I made it to the crux, careful of where I placed my feet and then slipped a bit almost falling, but I grabbed the big jug hold ungracefully with both hands for a few moments and just held on. The voices in my head panicked, you’re going to fall again! And then followed up with, you look like an idiot.

Maybe.

Maybe not.

Either way, I’m going to keep climbing.

And so I did, all the way to the top as required, and with barely more than a moment’s hesitation I also “let go” for the required fall from the top.
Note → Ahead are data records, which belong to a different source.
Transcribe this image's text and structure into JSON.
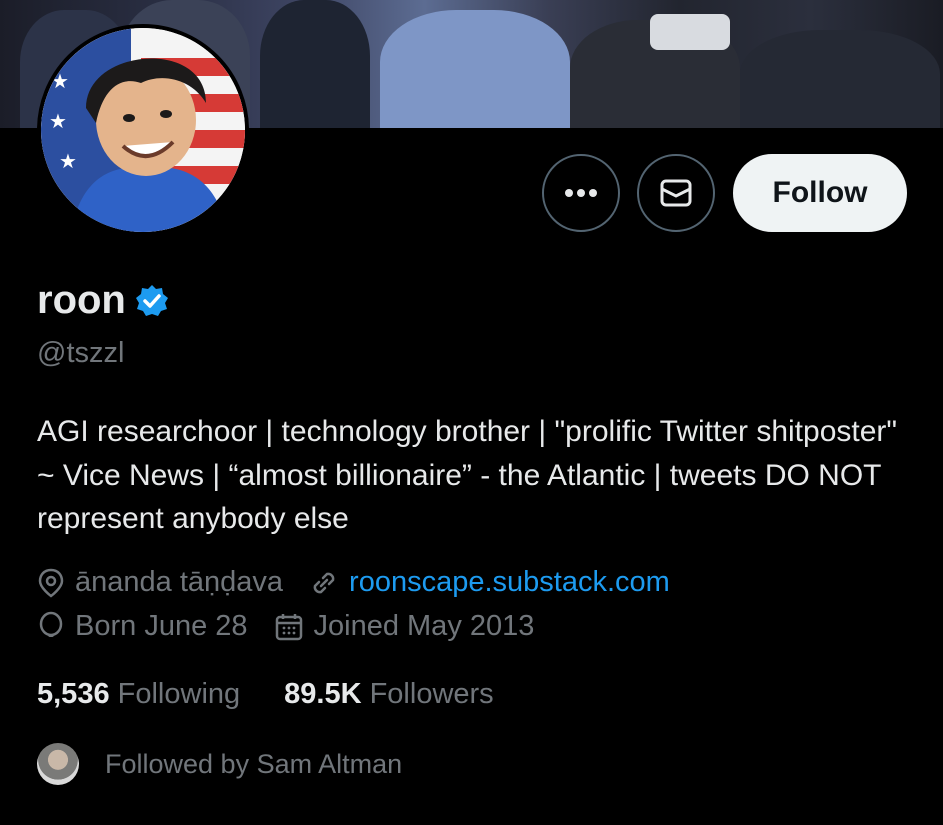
{
  "profile": {
    "name": "roon",
    "handle": "@tszzl",
    "bio": "AGI researchoor | technology brother | \"prolific Twitter shitposter\" ~ Vice News | “almost billionaire” - the Atlantic | tweets DO NOT represent anybody else",
    "location": "ānanda tāṇḍava",
    "website": "roonscape.substack.com",
    "birthday": "Born June 28",
    "joined": "Joined May 2013"
  },
  "actions": {
    "more_icon": "more-dots-icon",
    "message_icon": "envelope-icon",
    "follow_label": "Follow"
  },
  "stats": {
    "following_count": "5,536",
    "following_label": "Following",
    "followers_count": "89.5K",
    "followers_label": "Followers"
  },
  "followed_by": {
    "text": "Followed by Sam Altman"
  },
  "colors": {
    "background": "#000000",
    "text_primary": "#e7e9ea",
    "text_secondary": "#71767b",
    "link": "#1d9bf0",
    "verified": "#1d9bf0",
    "follow_button_bg": "#eff3f4"
  }
}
Then, I climbed back up successfully completing the test. I PASSED!!!!!!!

Relief and elation flooded through me and I pranced around at the bottom, high-fiving hubby and my tester, looking around the gym to see who else might have noticed my amazing feat, secretly feeling there should have been a grandstand cheering my initiation into leading.

A fitting initiation it was too — something like that portrayed by the Major Arcana Tarot card called “The Hanged Man” which pictures a man dangling upside down from one leg, the other bent. The Hanged Man (related also to The Fool), interpreter Waite says, is a key figure in the soul’s journey. He represents initiation by going through an ordeal, but willingly, to further his goal.

For in climbing as in life, if you want to lead, you have to be willing to fall. And when you do, you have to be willing to get up and do it again.